Amongst the Classical sources, there are indeed passages which support the idea that Gaulish druids studied the stars. Julius Caesar in the 1st century BC and Pomponius Mela a century or so later mention a kind of astronomy as part of druidism, in similar language. I quote both passages here:

Multa praeterea de sideribus atque eorum motu, de mundi ac terrarum magnitudine, de rerum natura, de deorum immortalium vi ac potestate disputant et iuventuti tradunt. 

 

(They also hold long discussions about the heavenly bodies and their movements, the size of the universe and of the earth, the physical constitution of the world, and the power and properties of the gods; and they instruct the young men in these subjects.)

 

Habent tamen et facundiam suam magistrosque sapientiae druidas. Hi terrae mundique magnitudinem et formam, motus coeli ac siderum, et quid dii velint scire profitentur. 

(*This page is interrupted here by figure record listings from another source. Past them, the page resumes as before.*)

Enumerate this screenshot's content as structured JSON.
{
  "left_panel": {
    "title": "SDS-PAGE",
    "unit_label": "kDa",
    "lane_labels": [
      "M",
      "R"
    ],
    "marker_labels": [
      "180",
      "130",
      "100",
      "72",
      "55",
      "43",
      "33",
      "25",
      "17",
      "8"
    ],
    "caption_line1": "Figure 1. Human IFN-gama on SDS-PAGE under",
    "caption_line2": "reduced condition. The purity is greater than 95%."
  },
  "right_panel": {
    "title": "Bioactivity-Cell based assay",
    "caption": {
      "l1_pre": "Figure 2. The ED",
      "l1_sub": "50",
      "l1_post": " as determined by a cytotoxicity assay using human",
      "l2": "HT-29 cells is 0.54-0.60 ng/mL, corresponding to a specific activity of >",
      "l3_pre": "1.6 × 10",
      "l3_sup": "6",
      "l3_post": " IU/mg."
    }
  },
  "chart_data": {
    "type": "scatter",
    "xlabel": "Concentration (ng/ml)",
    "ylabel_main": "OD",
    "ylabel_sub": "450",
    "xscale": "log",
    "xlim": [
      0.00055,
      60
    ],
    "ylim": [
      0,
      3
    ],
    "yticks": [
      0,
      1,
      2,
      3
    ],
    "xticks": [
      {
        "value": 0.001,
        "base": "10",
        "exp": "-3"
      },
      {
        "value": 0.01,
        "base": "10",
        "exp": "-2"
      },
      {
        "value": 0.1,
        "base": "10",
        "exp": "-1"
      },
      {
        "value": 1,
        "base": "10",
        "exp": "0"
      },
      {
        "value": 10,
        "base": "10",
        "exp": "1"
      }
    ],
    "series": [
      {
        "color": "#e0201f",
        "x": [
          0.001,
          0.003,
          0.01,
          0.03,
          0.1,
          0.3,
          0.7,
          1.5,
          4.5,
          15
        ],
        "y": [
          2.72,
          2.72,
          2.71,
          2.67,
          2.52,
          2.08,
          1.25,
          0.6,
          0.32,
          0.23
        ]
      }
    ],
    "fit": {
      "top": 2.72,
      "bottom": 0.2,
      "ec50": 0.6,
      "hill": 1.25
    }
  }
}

(They have their own kind of eloquence however, and teachers of wisdom called druids. These profess to know the size and shape of the world, the movements of the heavens and of the stars, and the will of the gods.)

 

These passages may be historically accurate; Caesar in particular had a pressing need to understand where power lay in Gaulish society. On the other hand, both Caesar and Strabo may have drawn on the lost testimony of Posidonius here, and thus it is not certain that either was writing from personal experience. In both passages the ascription of sophisticated natural philosophy to the druids may represent a projection of familiar Pythagoreanism onto a barbarian caste whose customs were largely unknown. 

 

There is no other evidence that the druids had a zodiac or divined from the heavenly bodies. None at all. (The episode in the First Life of St. Brigit in which Brigit's druid foster-father studies the stars is clearly alluding to the Magi of Matthew's Gospel - a druid is magus in Hiberno-Latin.)

 

So basically when you buy Helena Patterson's The Handbook of Celtic Astrology, or anything of its ilk, you know you've been sold a pup.

 


 

* To coin a phrase.

** The Otherworld over the sea may not be a pre-Christian idea. The very distinguished Celtic scholar John Carey has discussed the transmarine Otherworld’s place or absence of it in pre-Christian Irish tradition at length, in his article ‘The Location of the Otherworld in Irish Tradition’, in J. M. Wooding, (ed.), The Otherworld Voyage in Early Irish Literature: And Anthology of Criticism (Dublin, 2000). There he suggests that the topos is not a native motif, and that the oldest material suggests an otherworld to be found under lakes or the sea, or inside the hollow hills, with the paradisial island conception of the Otherworld forming a later, purely literary development.